Italy had the Monster of Florence.”
The Monster of Florence
by Douglas Preston and Mario Spezi
*
In 2000, American writer Douglas Preston moved to Florence with his wife and two young children, planning on spending his time in the city that gave the world the Renaissance, writing a crime novel. In a meeting with famous Italian journalist Mario Spezzi, originally set up as part of Preston’s research into the workings of the Italian police procedure, he learnt that the villa he was living in with his family was a stone’s throw away from the scene of a grisly double homicide, committed by, as Spezi put it, ‘Italy’s own Jack the Ripper.’
The Monster of Florence terrorised the beautiful rolling hills of Tuscany for ten years, killing young lovers in their cars and, on several occasions, removing body parts of the female victims. The wild goose chase that ensued, as the police attempted to catch the monster and end the mania sweeping the public, saw arrests made left, right and centre, and conspiracy theories move to the forefront of the investigations. Within the investigations, few agreed on anything, and politics exerted an unfortunate influence over the directions taken and discoveries made. To this day, The Monster of Florence remains uncaught, and he hasn’t killed since 1985.

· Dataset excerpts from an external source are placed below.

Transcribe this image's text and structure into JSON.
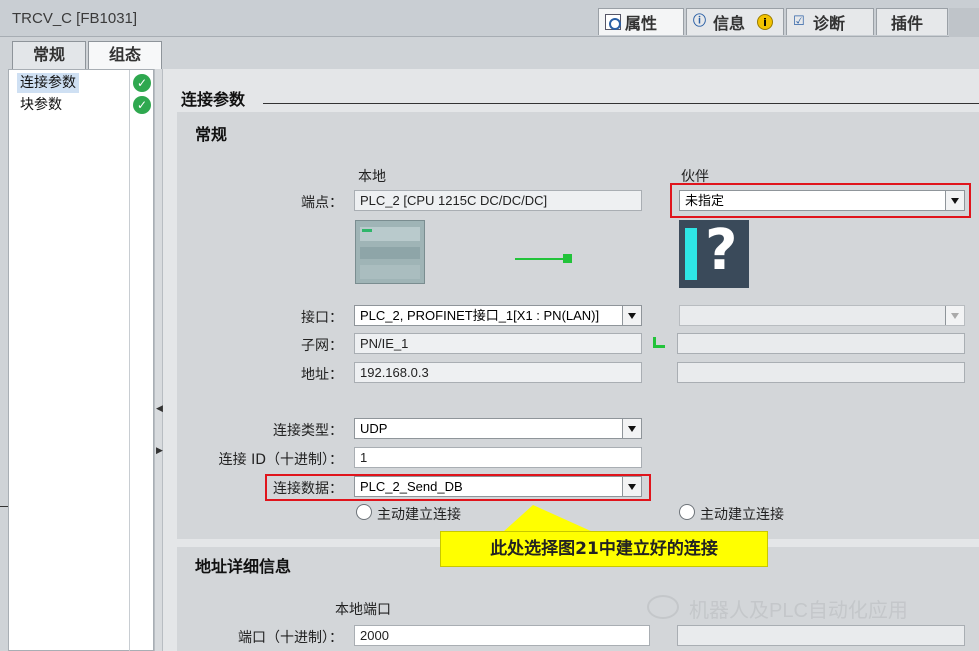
{
  "window": {
    "title": "TRCV_C [FB1031]"
  },
  "top_tabs": [
    {
      "label": "属性",
      "icon": "properties-icon"
    },
    {
      "label": "信息",
      "icon": "info-icon"
    },
    {
      "label": "诊断",
      "icon": "diagnostics-icon"
    },
    {
      "label": "插件",
      "icon": ""
    }
  ],
  "warning_glyph": "i",
  "sub_tabs": [
    {
      "label": "常规"
    },
    {
      "label": "组态",
      "active": true
    }
  ],
  "nav": {
    "items": [
      {
        "label": "连接参数",
        "selected": true,
        "status": "ok"
      },
      {
        "label": "块参数",
        "selected": false,
        "status": "ok"
      }
    ]
  },
  "main": {
    "title": "连接参数",
    "general": {
      "title": "常规",
      "local_head": "本地",
      "partner_head": "伙伴",
      "labels": {
        "endpoint": "端点：",
        "interface": "接口：",
        "subnet": "子网：",
        "address": "地址：",
        "conn_type": "连接类型：",
        "conn_id": "连接 ID（十进制）：",
        "conn_data": "连接数据："
      },
      "local": {
        "endpoint": "PLC_2 [CPU 1215C DC/DC/DC]",
        "interface": "PLC_2, PROFINET接口_1[X1 : PN(LAN)]",
        "subnet": "PN/IE_1",
        "address": "192.168.0.3",
        "conn_type": "UDP",
        "conn_id": "1",
        "conn_data": "PLC_2_Send_DB",
        "active_conn_label": "主动建立连接"
      },
      "partner": {
        "endpoint": "未指定",
        "interface": "",
        "subnet": "",
        "address": "",
        "active_conn_label": "主动建立连接"
      }
    },
    "address_details": {
      "title": "地址详细信息",
      "local_port_head": "本地端口",
      "port_label": "端口（十进制）：",
      "local_port": "2000",
      "partner_port": ""
    }
  },
  "callout": {
    "text": "此处选择图21中建立好的连接"
  },
  "watermark": {
    "text": "机器人及PLC自动化应用"
  },
  "colors": {
    "highlight_red": "#e0141c",
    "callout_yellow": "#ffff00",
    "status_green": "#2fa84f",
    "link_green": "#22c33a"
  }
}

Preston and Spezi’s joint effort in penning a book on the darkly seductive and still unsolved case of The Monster of Florence was seen as a direct challenge to the investigation and landed Spezi in jail, his treatment akin to that of criminals who pose the greatest threat to the security of the country. Preston himself was questioned and named as a persona indagata (person of interest) which he remains to this day. Together, the two writers trawled through decades of Spezi’s research, eventually spinning an account of this fascinating, dreadful and utterly gothic case that is compulsively readable.

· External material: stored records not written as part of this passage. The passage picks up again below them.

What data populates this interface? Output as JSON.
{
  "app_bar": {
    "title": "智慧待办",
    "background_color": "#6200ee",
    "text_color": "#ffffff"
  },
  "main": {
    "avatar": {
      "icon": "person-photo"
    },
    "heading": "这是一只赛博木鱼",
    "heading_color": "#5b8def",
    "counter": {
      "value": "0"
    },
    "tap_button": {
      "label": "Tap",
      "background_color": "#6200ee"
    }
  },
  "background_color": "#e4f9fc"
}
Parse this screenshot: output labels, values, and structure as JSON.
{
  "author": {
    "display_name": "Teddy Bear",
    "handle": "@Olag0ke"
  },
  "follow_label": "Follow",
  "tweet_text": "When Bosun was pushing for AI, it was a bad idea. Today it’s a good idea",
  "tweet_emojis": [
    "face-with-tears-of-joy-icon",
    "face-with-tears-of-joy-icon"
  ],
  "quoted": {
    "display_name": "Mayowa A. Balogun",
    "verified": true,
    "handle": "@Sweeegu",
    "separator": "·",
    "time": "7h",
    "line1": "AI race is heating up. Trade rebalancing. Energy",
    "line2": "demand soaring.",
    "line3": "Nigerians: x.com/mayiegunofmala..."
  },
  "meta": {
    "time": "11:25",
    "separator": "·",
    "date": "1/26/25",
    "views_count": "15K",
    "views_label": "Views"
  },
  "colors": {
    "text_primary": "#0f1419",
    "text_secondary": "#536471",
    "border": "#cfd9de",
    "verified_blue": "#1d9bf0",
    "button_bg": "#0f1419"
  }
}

I loved this book. Loved. The writing style is the lovechild of a happy marriage between journalism and creativity, the necessary history lessons so crisply written you don’t want them to end, and the undercurrent of suspense and unease so masterfully woven into a study of Italian culture and politics, you will reach the end before you know it. And wish fervently there was more.
Do yourselves a favour and buy it here.


I am picking this up asap. In fact, I think I will today when I pass the book store on my way home.
The review was great, not too much detail… Perfect!